Multitension strings in high-resolution U(1)×U(1) simulations

Abstract

Topological defects are a fossil relic of early Universe phase transitions, with cosmic strings being the best motivated example. While in most cases one studies Nambu-Goto or Abelian-Higgs strings, one also expects that cosmologically realistic strings should have additional degrees of freedom in their worldsheets, one specific example being superstrings from Type IIB superstring theory. Here we continue the scientific exploitation of our recently developed multi-GPU field theory cosmic strings code to study the evolution of U(1)$\times$U(1) multitension networks, which are a numerically convenient proxy: these contain two lowest-tension strings networks able to interact and form bound states, providing a convenient first approximation to the behaviour expected from cosmic superstrings. (...) We rely on the largest field theory simulations of this model so far, specifically $4096^3$, $\Delta x = 0.5$ boxes. We present robust evidence of scaling for the lightest strings, measured through a complete and self-consistent set of correlation length and velocity diagnostics.
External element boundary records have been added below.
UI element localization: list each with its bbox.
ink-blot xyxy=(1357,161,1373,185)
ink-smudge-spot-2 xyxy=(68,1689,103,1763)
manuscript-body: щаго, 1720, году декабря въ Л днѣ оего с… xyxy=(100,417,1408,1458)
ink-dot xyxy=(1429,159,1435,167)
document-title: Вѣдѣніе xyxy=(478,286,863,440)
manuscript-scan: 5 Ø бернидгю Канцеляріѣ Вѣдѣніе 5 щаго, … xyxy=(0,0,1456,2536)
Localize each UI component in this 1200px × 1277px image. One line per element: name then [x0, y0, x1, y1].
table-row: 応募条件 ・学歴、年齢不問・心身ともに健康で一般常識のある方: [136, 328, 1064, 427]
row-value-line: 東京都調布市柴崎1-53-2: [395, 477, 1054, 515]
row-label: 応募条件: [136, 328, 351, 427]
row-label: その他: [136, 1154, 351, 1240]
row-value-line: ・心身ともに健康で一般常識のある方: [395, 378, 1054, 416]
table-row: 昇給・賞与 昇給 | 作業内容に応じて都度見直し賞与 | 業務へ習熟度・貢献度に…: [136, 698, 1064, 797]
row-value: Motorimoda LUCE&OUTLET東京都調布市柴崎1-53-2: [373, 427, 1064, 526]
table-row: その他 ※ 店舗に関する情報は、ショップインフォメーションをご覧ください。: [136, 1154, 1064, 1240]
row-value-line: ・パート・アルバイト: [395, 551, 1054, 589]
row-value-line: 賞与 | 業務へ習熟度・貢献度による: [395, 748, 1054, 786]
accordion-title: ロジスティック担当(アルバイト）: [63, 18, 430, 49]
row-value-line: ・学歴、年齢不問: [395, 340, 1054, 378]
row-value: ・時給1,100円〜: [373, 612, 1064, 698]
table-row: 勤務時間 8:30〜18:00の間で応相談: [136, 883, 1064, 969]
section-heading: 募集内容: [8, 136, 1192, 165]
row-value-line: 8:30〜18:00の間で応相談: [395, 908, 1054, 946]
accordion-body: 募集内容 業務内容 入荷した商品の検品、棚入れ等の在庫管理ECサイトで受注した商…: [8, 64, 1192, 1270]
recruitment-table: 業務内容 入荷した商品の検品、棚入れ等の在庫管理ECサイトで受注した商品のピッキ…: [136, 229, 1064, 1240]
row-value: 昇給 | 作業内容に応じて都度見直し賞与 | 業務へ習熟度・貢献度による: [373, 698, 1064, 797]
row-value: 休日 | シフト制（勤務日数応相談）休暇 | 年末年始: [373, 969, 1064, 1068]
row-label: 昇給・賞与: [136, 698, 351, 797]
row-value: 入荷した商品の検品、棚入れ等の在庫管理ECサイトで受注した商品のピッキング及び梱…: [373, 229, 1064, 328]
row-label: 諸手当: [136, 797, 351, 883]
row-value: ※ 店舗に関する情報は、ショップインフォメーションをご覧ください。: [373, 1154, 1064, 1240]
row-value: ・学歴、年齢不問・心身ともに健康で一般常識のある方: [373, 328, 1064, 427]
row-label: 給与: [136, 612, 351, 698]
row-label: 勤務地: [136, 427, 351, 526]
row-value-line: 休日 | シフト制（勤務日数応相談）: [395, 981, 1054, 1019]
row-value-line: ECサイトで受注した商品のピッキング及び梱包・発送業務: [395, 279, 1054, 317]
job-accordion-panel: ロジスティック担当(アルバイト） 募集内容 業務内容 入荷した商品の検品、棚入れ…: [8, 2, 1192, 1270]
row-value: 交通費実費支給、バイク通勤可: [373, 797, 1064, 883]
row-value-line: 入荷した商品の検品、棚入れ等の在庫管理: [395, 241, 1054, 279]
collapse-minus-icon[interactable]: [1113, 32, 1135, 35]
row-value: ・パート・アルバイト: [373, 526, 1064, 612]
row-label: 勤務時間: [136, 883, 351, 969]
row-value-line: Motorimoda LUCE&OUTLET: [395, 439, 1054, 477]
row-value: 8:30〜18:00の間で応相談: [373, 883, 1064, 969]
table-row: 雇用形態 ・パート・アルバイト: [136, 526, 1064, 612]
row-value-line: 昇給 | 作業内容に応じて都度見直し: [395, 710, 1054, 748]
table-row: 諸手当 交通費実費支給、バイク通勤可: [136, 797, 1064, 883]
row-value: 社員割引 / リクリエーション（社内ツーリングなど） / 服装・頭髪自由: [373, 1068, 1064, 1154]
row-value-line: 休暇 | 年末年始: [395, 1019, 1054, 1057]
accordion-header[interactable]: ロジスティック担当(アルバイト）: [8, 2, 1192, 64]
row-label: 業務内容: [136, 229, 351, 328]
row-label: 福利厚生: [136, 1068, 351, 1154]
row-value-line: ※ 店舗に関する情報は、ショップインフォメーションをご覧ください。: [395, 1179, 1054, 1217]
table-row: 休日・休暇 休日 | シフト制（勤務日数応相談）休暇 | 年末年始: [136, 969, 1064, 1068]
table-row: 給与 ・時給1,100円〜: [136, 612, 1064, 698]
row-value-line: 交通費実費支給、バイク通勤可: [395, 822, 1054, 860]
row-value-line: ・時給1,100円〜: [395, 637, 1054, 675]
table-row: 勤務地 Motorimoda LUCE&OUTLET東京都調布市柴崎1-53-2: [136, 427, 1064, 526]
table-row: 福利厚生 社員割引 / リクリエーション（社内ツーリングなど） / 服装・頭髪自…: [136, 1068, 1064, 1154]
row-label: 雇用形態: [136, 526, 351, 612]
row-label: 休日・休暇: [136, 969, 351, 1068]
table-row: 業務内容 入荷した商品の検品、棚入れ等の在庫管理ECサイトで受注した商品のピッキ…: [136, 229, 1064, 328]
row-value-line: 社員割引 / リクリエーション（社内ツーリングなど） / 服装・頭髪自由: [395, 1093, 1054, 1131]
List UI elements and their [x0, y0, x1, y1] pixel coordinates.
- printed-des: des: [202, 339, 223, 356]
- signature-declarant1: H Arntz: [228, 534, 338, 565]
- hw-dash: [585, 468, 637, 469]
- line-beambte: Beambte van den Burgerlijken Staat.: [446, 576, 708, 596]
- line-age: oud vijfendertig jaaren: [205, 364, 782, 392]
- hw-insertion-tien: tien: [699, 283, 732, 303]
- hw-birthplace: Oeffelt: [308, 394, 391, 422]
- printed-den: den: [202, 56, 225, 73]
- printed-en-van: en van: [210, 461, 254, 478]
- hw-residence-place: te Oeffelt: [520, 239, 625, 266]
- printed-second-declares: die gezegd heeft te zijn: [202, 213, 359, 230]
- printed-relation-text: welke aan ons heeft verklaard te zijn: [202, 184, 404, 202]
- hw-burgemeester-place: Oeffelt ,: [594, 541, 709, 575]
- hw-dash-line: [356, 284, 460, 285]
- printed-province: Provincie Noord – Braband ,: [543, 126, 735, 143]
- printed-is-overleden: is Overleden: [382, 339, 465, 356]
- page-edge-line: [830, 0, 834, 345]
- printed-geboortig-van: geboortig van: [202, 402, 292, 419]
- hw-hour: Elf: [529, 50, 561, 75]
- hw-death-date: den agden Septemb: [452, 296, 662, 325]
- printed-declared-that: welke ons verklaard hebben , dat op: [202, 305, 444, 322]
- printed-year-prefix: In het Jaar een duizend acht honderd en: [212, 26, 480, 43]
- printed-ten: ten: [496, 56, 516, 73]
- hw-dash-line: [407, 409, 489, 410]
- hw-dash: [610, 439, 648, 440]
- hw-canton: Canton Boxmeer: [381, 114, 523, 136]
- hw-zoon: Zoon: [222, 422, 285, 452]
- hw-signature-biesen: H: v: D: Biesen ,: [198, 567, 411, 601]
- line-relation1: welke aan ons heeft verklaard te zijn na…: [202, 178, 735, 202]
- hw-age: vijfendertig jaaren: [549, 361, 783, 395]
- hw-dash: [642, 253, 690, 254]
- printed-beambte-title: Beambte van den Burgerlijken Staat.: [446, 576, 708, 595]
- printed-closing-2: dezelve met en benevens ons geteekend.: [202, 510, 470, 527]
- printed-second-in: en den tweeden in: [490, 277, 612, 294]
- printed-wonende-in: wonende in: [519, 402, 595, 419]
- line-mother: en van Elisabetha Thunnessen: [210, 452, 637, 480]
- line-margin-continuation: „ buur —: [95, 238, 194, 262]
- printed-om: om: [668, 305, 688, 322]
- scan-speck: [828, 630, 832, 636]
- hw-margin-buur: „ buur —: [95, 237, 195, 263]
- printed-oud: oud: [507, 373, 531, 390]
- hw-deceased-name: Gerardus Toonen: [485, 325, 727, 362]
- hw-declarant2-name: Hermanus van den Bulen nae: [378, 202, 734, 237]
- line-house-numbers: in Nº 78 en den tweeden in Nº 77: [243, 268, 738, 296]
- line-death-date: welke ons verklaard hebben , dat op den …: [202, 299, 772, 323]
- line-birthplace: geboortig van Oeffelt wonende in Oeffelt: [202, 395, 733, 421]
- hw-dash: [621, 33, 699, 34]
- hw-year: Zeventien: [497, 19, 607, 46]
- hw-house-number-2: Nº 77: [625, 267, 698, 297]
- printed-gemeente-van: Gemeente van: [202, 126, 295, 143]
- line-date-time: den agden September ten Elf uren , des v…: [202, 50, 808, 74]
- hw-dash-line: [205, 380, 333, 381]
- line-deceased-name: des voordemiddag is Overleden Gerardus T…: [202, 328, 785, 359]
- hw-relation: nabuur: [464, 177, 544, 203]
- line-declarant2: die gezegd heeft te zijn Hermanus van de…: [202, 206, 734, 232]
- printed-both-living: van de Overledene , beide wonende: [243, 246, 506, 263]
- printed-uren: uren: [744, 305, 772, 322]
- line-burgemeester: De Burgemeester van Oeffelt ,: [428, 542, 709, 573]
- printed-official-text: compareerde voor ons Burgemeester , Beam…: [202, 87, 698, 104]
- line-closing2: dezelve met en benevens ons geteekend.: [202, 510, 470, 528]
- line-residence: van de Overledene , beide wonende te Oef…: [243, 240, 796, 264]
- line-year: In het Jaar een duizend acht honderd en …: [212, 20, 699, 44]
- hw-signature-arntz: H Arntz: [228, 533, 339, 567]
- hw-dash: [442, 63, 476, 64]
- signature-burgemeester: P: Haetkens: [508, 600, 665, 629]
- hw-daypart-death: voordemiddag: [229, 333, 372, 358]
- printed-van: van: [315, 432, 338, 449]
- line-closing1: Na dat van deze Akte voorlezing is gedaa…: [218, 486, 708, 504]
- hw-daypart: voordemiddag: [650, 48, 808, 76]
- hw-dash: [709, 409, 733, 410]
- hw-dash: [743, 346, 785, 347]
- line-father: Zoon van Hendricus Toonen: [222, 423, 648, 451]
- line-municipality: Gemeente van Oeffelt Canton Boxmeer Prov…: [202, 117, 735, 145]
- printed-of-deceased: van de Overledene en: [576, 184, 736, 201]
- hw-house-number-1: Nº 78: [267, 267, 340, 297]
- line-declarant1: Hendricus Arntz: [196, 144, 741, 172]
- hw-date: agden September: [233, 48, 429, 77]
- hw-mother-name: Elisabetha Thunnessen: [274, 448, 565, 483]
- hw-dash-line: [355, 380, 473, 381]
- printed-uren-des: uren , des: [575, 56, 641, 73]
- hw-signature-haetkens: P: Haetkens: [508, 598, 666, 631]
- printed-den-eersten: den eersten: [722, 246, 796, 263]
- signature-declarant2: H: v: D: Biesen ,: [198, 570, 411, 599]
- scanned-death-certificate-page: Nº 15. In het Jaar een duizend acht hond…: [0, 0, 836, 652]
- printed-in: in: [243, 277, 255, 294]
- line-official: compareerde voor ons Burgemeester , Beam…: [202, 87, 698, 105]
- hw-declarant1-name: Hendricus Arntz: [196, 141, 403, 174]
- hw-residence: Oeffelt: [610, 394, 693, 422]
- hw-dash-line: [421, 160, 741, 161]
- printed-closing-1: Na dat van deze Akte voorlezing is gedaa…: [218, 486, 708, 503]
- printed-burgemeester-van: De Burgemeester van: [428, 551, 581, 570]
We also find a linearly growing average length of the bound state segments, consistent with a scaling behaviour. (In previously reported lower-resolution simulations, such behaviour had only been identified with carefully engineered initial conditions, rich in those segments.) Finally, while we see no evidence of a large population of bound states forming at early stages of the network evolution, we do present tentative evidence for an asymptotic constant value of the fraction of bound states, with this value being different in the radiation and the matter eras. Our work demonstrates that our GPU-accelerated field theory code can by successfully extended beyond the simple Abelian-Higgs approximation, and enables future detailed studies of realistic string networks and of their observational signatures.